Will Mitsubishi Stop Building U.S.-Only Models?
TOKYO -
In reviewing Mitsubishi’s global business plan for fiscal years 2011 through 2013, Auto Remarketing learned the end might be near for the automaker to continue building region-specific models, including U.S.-only models. Instead Mitsubishi looks poised to take on a more global approach with its product platforms.
The automaker’s production hub in the U.S. will be used to build a new vehicle to be sold domestically and abroad, Mitsubishi noted.
In its “Jump 2013” mid-term business plan, the automaker said it will stop building “region-specific” models and instead conduct globally focused production. The plan also calls for tapping into emerging markets, bolstering its environmental efforts and adjusting costs.
“The new plan reflects the immense change in automobile industry demand structure caused by worldwide economic turmoil,” the automaker said in a statement. “By focusing business resources on increasingly important areas such as fast-growing, emerging markets and on environmental initiatives, and by reforming cost structure, Jump 2013 aims for ‘growth and a leap forward.’”
Mitsubishi plans to unveil eight new vehicles that are either electric models or plug-in hybrids by 2015 and said that hybrids would be launched in 2013.
“In parallel, MMC will keep its business resources focused on globally strategic models such as compact cars and SUVs, for which high demand is expected, especially in emerging markets,” officials stated.
“Both development process and product range will be streamlined by discontinuing region-specific model production,” they added.
While also delving into its production plans for emerging markets, Mitsubishi said it will tweak its U.S, European and Japanese production hubs’ respective capacities.
Specifically, Mitsubishi said it will not replace the Colt in its European production plans, and indicated that its mini-car joint venture with Nissan in Japan is on track.
“The U.S. hub will introduce a new model for both domestic and export sale,” officials said.
Jump 2013 also includes the “Mitsubishi Motors Environment Initiative Program 2015” that outlines the company’s course on the environmental front now from 2011 through 2015.
Basically, it continues what was started in the “Environment Program 2010” and is comprised by “interim targets” as the company strives to meet its 2020 environmental goals.
For example, the company hopes to cut carbon-dioxide emissions from its new product by 25 percent by 2015 and 50 percent by 2020.
It hopes to achieve at least a 5 percent EV/PHEV production ratio by 2015 and at least a 20 percent ratio by 2020. Furthermore, Mitsubishi aims to slice carbon-dioxide emissions from production by 15 percent by 2015 and 20 percent by 2020.
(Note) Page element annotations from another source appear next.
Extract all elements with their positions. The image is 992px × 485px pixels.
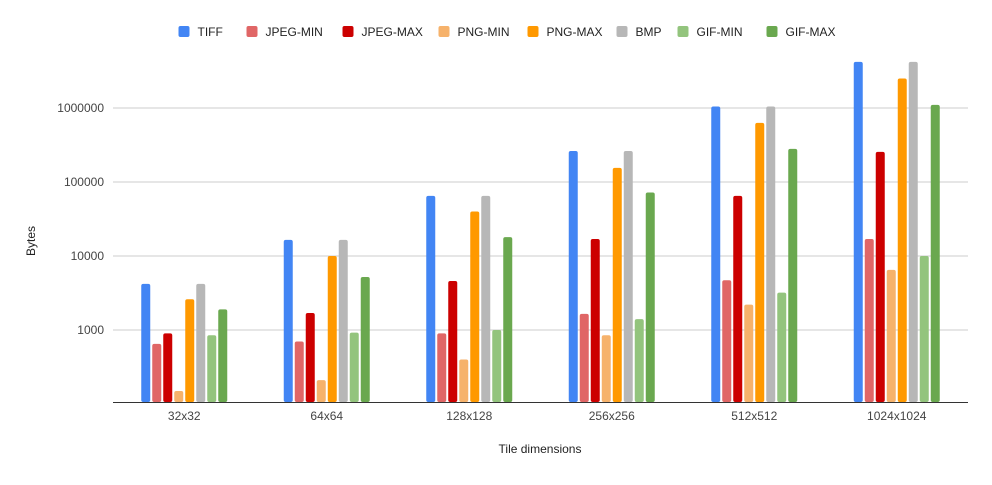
bar-gif-max-512x512 [788, 148, 798, 402]
legend-item: GIF-MIN [677, 25, 743, 39]
y-axis-ticks: 1000 10000 100000 1000000 [57, 101, 104, 337]
x-tick-label: 64x64 [310, 409, 343, 423]
y-tick-label: 1000000 [57, 101, 104, 115]
bar-tiff-512x512 [711, 106, 721, 403]
bar-png-min-1024x1024 [886, 269, 896, 402]
x-axis-ticks: 32x32 64x64 128x128 256x256 512x512 1024x1024 [168, 409, 927, 423]
legend-item: PNG-MIN [438, 25, 510, 39]
bar-png-min-512x512 [744, 304, 754, 402]
legend-swatch [178, 26, 190, 37]
y-axis-label: Bytes [24, 226, 38, 256]
bar-gif-max-128x128 [503, 237, 513, 402]
bar-png-max-32x32 [185, 299, 195, 402]
y-tick-label: 1000 [77, 323, 104, 337]
bar-gif-min-512x512 [777, 292, 787, 402]
legend-swatch [246, 26, 258, 37]
bar-bmp-1024x1024 [908, 61, 918, 403]
bar-bmp-32x32 [196, 283, 206, 402]
bar-jpeg-max-256x256 [590, 238, 600, 402]
bar-png-max-512x512 [755, 122, 765, 402]
bar-gif-min-256x256 [634, 319, 644, 402]
legend-item: JPEG-MIN [246, 25, 323, 39]
bar-png-min-32x32 [174, 390, 184, 402]
legend-label: GIF-MAX [786, 25, 836, 39]
legend-label: JPEG-MAX [362, 25, 423, 39]
legend-label: TIFF [198, 25, 223, 39]
legend-item: GIF-MAX [766, 25, 836, 39]
legend-swatch [527, 26, 539, 37]
bar-jpeg-max-128x128 [448, 280, 458, 402]
bar-jpeg-max-64x64 [305, 312, 315, 402]
bar-tiff-32x32 [141, 283, 151, 402]
bar-tiff-256x256 [568, 151, 578, 402]
bar-jpeg-max-1024x1024 [875, 151, 885, 402]
bar-jpeg-min-512x512 [722, 280, 732, 402]
legend-label: JPEG-MIN [266, 25, 323, 39]
bar-bmp-128x128 [481, 195, 491, 402]
bar-gif-min-32x32 [207, 335, 217, 402]
bar-jpeg-max-32x32 [163, 333, 173, 402]
bar-png-min-64x64 [316, 380, 326, 402]
bars [141, 61, 940, 403]
legend-label: GIF-MIN [697, 25, 743, 39]
gridlines [113, 107, 968, 403]
x-tick-label: 512x512 [731, 409, 777, 423]
y-tick-label: 100000 [64, 175, 104, 189]
bar-png-max-64x64 [327, 256, 337, 402]
legend-label: PNG-MIN [458, 25, 510, 39]
bar-gif-min-1024x1024 [919, 256, 929, 402]
legend-label: PNG-MAX [547, 25, 603, 39]
legend-item: PNG-MAX [527, 25, 603, 39]
bar-jpeg-min-64x64 [294, 341, 304, 402]
x-tick-label: 128x128 [446, 409, 492, 423]
bar-tiff-64x64 [283, 239, 293, 402]
bar-tiff-128x128 [426, 195, 436, 402]
bar-gif-max-64x64 [360, 277, 370, 402]
legend-item: JPEG-MAX [342, 25, 423, 39]
bar-gif-min-64x64 [349, 332, 359, 402]
bar-png-min-128x128 [459, 359, 469, 402]
y-tick-label: 10000 [71, 249, 105, 263]
legend-swatch [766, 26, 778, 37]
bar-gif-max-32x32 [218, 309, 228, 402]
bar-tiff-1024x1024 [853, 61, 863, 403]
legend-item: BMP [616, 25, 662, 39]
legend-item: TIFF [178, 25, 223, 39]
bar-png-max-128x128 [470, 211, 480, 402]
bar-gif-min-128x128 [492, 330, 502, 402]
bar-jpeg-min-256x256 [579, 313, 589, 402]
bar-gif-max-1024x1024 [930, 104, 940, 402]
bar-jpeg-min-32x32 [152, 343, 162, 402]
x-tick-label: 1024x1024 [867, 409, 927, 423]
bar-gif-max-256x256 [645, 192, 655, 402]
x-tick-label: 32x32 [168, 409, 201, 423]
bar-bmp-256x256 [623, 151, 633, 402]
bar-jpeg-min-1024x1024 [864, 238, 874, 402]
bar-jpeg-max-512x512 [733, 195, 743, 402]
legend-swatch [342, 26, 354, 37]
x-tick-label: 256x256 [589, 409, 635, 423]
bar-bmp-512x512 [766, 106, 776, 403]
legend-label: BMP [636, 25, 662, 39]
legend-swatch [677, 26, 689, 37]
legend-swatch [438, 26, 450, 37]
bar-png-max-1024x1024 [897, 78, 907, 403]
legend-swatch [616, 26, 628, 37]
bar-jpeg-min-128x128 [437, 333, 447, 402]
bar-png-max-256x256 [612, 167, 622, 402]
legend: TIFF JPEG-MIN JPEG-MAX PNG-MIN PNG-MAX BMP GIF… [178, 25, 836, 39]
bar-png-min-256x256 [601, 335, 611, 402]
bar-bmp-64x64 [338, 239, 348, 402]
x-axis-label: Tile dimensions [499, 442, 582, 456]
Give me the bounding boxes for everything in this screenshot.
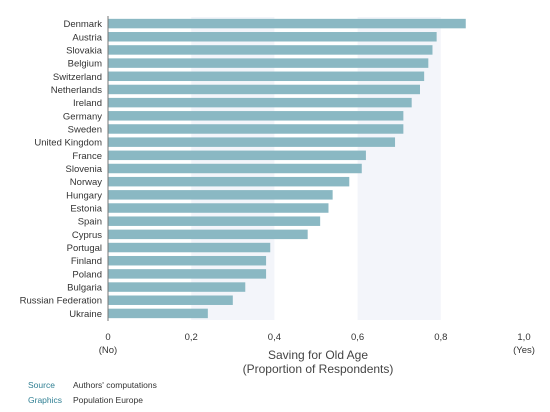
x-max-endpoint-label: (Yes) xyxy=(513,345,535,356)
category-label: Slovakia xyxy=(66,45,103,56)
category-label: United Kingdom xyxy=(34,138,102,149)
category-label: Bulgaria xyxy=(67,283,103,294)
bar xyxy=(108,18,466,29)
bar xyxy=(108,242,271,253)
bar xyxy=(108,163,362,174)
bar xyxy=(108,255,267,266)
category-label: Slovenia xyxy=(66,164,103,175)
bar xyxy=(108,97,412,108)
category-label: Norway xyxy=(70,177,102,188)
category-label: Estonia xyxy=(70,204,102,215)
category-label: Belgium xyxy=(68,59,102,70)
category-label: Switzerland xyxy=(53,72,102,83)
bar xyxy=(108,111,404,121)
category-label: Portugal xyxy=(67,243,102,254)
category-label: Austria xyxy=(72,32,102,43)
category-label: France xyxy=(72,151,102,162)
category-label: Russian Federation xyxy=(20,296,102,307)
source-value: Authors' computations xyxy=(73,380,157,390)
graphics-key: Graphics xyxy=(28,395,63,405)
category-label: Sweden xyxy=(68,124,102,135)
bar-chart: Denmark Austria Slovakia Belgium Switzerland… xyxy=(20,16,535,376)
source-key: Source xyxy=(28,380,55,390)
category-label: Finland xyxy=(71,256,102,267)
x-tick-label: 0,4 xyxy=(268,332,281,343)
bar xyxy=(108,84,420,95)
category-label: Cyprus xyxy=(72,230,102,241)
x-axis-title-line1: Saving for Old Age xyxy=(268,348,368,362)
x-min-endpoint-label: (No) xyxy=(99,345,117,356)
x-axis-title-line2: (Proportion of Respondents) xyxy=(243,362,394,376)
category-label: Spain xyxy=(78,217,102,228)
bar xyxy=(108,190,333,200)
bar xyxy=(108,32,437,42)
bar xyxy=(108,150,366,161)
x-tick-label: 0 xyxy=(105,332,110,343)
bar xyxy=(108,124,404,134)
x-tick-labels: 0 0,2 0,4 0,6 0,8 1,0 xyxy=(105,332,530,343)
category-label: Netherlands xyxy=(51,85,102,96)
x-tick-label: 0,6 xyxy=(351,332,364,343)
category-label: Hungary xyxy=(66,190,102,201)
bar xyxy=(108,176,350,187)
bar xyxy=(108,308,208,319)
category-label: Ukraine xyxy=(69,309,102,320)
bar xyxy=(108,137,396,147)
category-label: Ireland xyxy=(73,98,102,109)
bar xyxy=(108,45,433,55)
category-labels: Denmark Austria Slovakia Belgium Switzerland… xyxy=(20,19,103,320)
category-label: Denmark xyxy=(63,19,102,30)
x-tick-label: 0,8 xyxy=(434,332,447,343)
category-label: Poland xyxy=(72,269,102,280)
bar xyxy=(108,295,233,305)
bar xyxy=(108,216,321,226)
bar xyxy=(108,282,246,292)
bar xyxy=(108,203,329,213)
x-tick-label: 1,0 xyxy=(517,332,530,343)
bars-group xyxy=(108,18,466,319)
bar xyxy=(108,71,425,82)
x-tick-label: 0,2 xyxy=(185,332,198,343)
bar xyxy=(108,269,267,279)
category-label: Germany xyxy=(63,111,102,122)
bar xyxy=(108,229,308,240)
bar xyxy=(108,58,429,68)
graphics-value: Population Europe xyxy=(73,395,143,405)
footer-graphics: Graphics Population Europe xyxy=(28,395,143,405)
footer-source: Source Authors' computations xyxy=(28,380,157,390)
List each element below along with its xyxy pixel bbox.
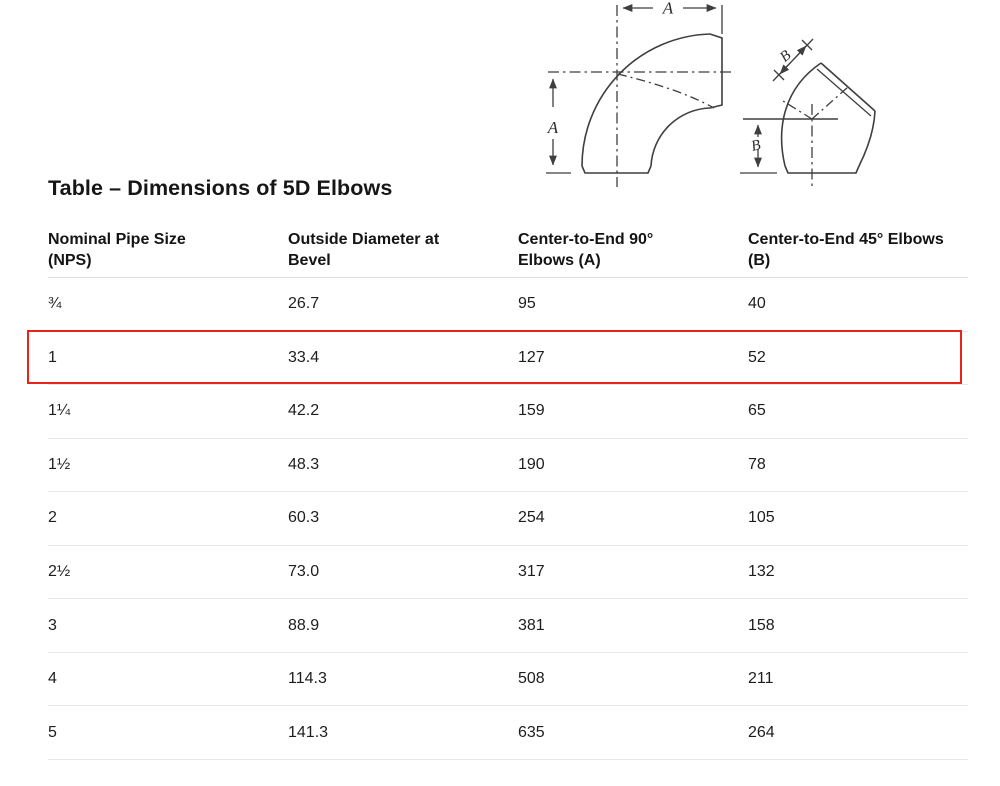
- cell-c90: 190: [518, 455, 545, 473]
- elbow-45-drawing: [740, 38, 876, 186]
- table-row: 1½ 48.3 190 78: [48, 439, 968, 493]
- table-row: 1 33.4 127 52: [48, 332, 968, 386]
- cell-od: 73.0: [288, 563, 320, 580]
- cell-nps: 5: [48, 723, 57, 741]
- cell-c90: 254: [518, 509, 545, 527]
- table-row: 5 141.3 635 264: [48, 706, 968, 760]
- cell-c90: 127: [518, 348, 545, 366]
- header-cell-2: Center-to-End 90° Elbows (A): [518, 231, 654, 269]
- cell-od: 42.2: [288, 402, 320, 420]
- cell-od: 114.3: [288, 670, 327, 688]
- cell-nps: 3: [48, 616, 57, 634]
- cell-od: 26.7: [288, 295, 320, 313]
- cell-c45: 264: [748, 723, 775, 741]
- elbow-diagrams: A A B B: [500, 0, 1000, 200]
- elbow-90-drawing: [546, 4, 733, 187]
- cell-nps: 1: [48, 348, 57, 366]
- cell-c45: 132: [748, 563, 775, 580]
- cell-c90: 381: [518, 616, 545, 634]
- cell-nps: ¾: [48, 295, 62, 313]
- cell-c90: 508: [518, 670, 545, 688]
- cell-c90: 635: [518, 723, 545, 741]
- cell-od: 60.3: [288, 509, 320, 527]
- cell-od: 33.4: [288, 348, 320, 366]
- table-row: ¾ 26.7 95 40: [48, 278, 968, 332]
- cell-c90: 317: [518, 563, 545, 580]
- cell-c90: 159: [518, 402, 545, 420]
- cell-od: 48.3: [288, 455, 320, 473]
- table-row: 1¼ 42.2 159 65: [48, 385, 968, 439]
- page-title: Table – Dimensions of 5D Elbows: [48, 176, 393, 200]
- dimensions-table: Nominal Pipe Size (NPS) Outside Diameter a…: [48, 229, 968, 760]
- dimension-label-b-left: B: [750, 137, 763, 155]
- header-cell-0: Nominal Pipe Size (NPS): [48, 231, 186, 269]
- dimension-label-b-diagonal: B: [777, 47, 794, 65]
- cell-c45: 65: [748, 402, 766, 420]
- header-cell-1: Outside Diameter at Bevel: [288, 231, 440, 269]
- cell-c45: 40: [748, 295, 766, 313]
- cell-nps: 2½: [48, 563, 71, 580]
- cell-od: 141.3: [288, 723, 329, 741]
- dimension-label-a-left: A: [547, 118, 559, 137]
- table-header-row: Nominal Pipe Size (NPS) Outside Diameter a…: [48, 229, 968, 278]
- cell-od: 88.9: [288, 616, 320, 634]
- cell-c45: 158: [748, 616, 775, 634]
- header-cell-3: Center-to-End 45° Elbows (B): [748, 231, 944, 269]
- elbow-diagrams-svg: A A B B: [546, 0, 876, 187]
- table-row: 2½ 73.0 317 132: [48, 546, 968, 600]
- cell-c90: 95: [518, 295, 536, 313]
- cell-c45: 78: [748, 455, 766, 473]
- table-row: 3 88.9 381 158: [48, 599, 968, 653]
- cell-c45: 52: [748, 348, 766, 366]
- table-row: 4 114.3 508 211: [48, 653, 968, 707]
- highlight-box: [27, 330, 962, 384]
- table-row: 2 60.3 254 105: [48, 492, 968, 546]
- cell-nps: 1¼: [48, 402, 71, 420]
- cell-nps: 4: [48, 670, 57, 688]
- dimension-label-a-top: A: [662, 0, 674, 18]
- cell-c45: 211: [748, 670, 774, 688]
- cell-nps: 2: [48, 509, 57, 527]
- cell-c45: 105: [748, 509, 775, 527]
- cell-nps: 1½: [48, 455, 71, 473]
- table-body: ¾ 26.7 95 40 1 33.4 127 52 1¼ 42.2 159 65 1½ 48.3 190 7…: [48, 278, 968, 760]
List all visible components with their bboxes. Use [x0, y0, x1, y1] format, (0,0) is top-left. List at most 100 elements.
Continuing on, Mitsubishi also shared some of its financial goals for the next few years.
It hopes to cut materials costs in 2013 by 90 million yen compared to the 2010 forecast, and will achieve this through strategies like “counteraction of yen appreciation by expansion of overseas procurement.”
Officials noted: “While the business environment is undergoing such substantial changes, MMC will make fundamental reforms in cost structure via a Cost Reduction Implementation Committee under the direction of the president.”
They added: “Together with global production expansion, MMC will also enhance efforts to sustain worldwide Mitsubishi brand quality level.
“Alongside the ongoing business alliance with PSA Peugeot Citroën, MMC has expanded its business cooperation with Nissan,” officials continued. “MMC will act decisively to form alliances with potential business partners in individual project areas with foreseeable merits, to increase opportunities and strengthen profitability.”
By undertaking these measures, Mitsubishi aims to hit 2.5 trillion yen in sales during fiscal-year 2013, which would be up from 1.9 trillion yen in the 2010 forecast. The automaker said its goal is to generate 90 billion yen in operating income, compared to the 2010 forecast of 45 billion.
The goal for 2013 net income is 45 billion yen, versus 15 billion.
Mitsubishi is aiming to sell 280,000 more retail units in emerging markets during fiscal 2013 than the 2010 forecast. The automaker expects retail sales in mature markets will be lifted by the inclusion of compact cars and eco-cars and climb by 90,000 units.